Ce petit pays (36 100 km2) constitué d'une partie continentale et de l' archipel Bijagos (88 îles dans l'océan Atlantique) est frontalier du Sénégal et de la Guinée . Sa population s'élevait à 1,97 million d'habitants en 2020 (Banque mondiale), avec une grande variété de groupes ethniques, de langues et de religions.

En 2020, le Produit intérieur brut (PIB) réel de la Guinée-Bissau s'est contracté de 2,8%. Les mesures de quarantaine et la fermeture des frontières décidées face à la pandémie de Covid-19 "ont provoqué la baisse des prix et des ventes de noix de cajou" , la principale production du pays, souligne la Banque africaine de développement (BAD), qui anticipe une croissance de 2,9% en 2021 puis 3,9% en 2022.

Narcotrafiquants

La Guinée-Bissau est classée 175e sur 189 pays dans l'indice de développement humain du Programme des Nations unies pour le développement (classement 2020), qui mesure la qualité de la vie. L' espérance de vie moyenne se limite à 58 ans.

Près de 70% de la population vivait sous le seuil de pauvreté selon la Banque mondiale en 2010 (chiffres les plus récents disponibles). L'instabilité et la pauvreté ont favorisé l'implantation de narcotrafiquants , qui utilisent ce territoire comme zone de transit de la cocaïne entre l'Amérique latine et l'Europe.

Des responsables militaires de ce pays ouest-africain ont souvent été cités dans ce trafic ces dernières années.
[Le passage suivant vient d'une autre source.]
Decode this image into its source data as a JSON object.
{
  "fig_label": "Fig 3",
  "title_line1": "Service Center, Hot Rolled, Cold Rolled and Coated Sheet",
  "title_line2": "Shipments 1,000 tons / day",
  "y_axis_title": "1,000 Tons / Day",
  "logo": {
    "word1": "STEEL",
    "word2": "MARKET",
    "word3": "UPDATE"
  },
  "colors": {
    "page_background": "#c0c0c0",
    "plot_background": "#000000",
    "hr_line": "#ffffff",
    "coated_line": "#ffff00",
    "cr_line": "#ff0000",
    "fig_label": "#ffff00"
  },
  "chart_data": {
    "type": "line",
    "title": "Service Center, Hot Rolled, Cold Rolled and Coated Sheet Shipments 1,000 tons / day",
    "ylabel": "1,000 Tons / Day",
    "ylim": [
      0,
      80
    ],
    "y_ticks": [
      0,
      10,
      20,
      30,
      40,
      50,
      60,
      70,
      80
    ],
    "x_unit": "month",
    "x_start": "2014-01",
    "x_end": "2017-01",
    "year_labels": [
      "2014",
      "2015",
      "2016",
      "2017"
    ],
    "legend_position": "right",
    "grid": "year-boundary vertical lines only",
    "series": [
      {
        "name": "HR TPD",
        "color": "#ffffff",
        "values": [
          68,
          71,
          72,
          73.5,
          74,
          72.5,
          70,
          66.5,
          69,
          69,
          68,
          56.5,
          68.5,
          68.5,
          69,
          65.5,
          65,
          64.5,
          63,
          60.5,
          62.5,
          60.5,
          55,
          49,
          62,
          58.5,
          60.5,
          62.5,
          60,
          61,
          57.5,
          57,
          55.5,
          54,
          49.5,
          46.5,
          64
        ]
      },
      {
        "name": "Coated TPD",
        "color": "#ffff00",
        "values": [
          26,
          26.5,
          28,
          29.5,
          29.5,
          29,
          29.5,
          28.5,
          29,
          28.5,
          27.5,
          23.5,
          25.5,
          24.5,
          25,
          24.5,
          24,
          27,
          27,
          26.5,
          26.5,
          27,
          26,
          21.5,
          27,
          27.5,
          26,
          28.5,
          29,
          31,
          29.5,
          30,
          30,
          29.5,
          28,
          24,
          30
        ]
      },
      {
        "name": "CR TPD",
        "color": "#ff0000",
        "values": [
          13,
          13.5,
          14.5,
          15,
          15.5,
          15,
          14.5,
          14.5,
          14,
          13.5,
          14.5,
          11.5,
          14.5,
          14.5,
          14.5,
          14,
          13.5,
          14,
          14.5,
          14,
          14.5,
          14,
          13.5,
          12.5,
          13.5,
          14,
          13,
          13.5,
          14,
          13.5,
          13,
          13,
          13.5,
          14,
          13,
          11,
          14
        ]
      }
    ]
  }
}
L'ONU avait salué les progrès réalisés dans la lutte contre le narcotrafic depuis l'élection de José Mario Vaz, mais regretté que la volonté des autorités en la matière se soit "peu affermie" .

Corruption endémique

En août 2021, le président Embalo a exclu d'extrader le général et ancien putschiste Antonio Indjai , recherché par les Etats-Unis pour son implication présumée dans un trafic de drogues en lien avec les Forces armées révolutionnaires de Colombie .

La Guinée-Bissau pâtit d'une corruption endémique , pour laquelle elle était classée 162e sur 180 pays en 2021 par l'ONG Transparency International.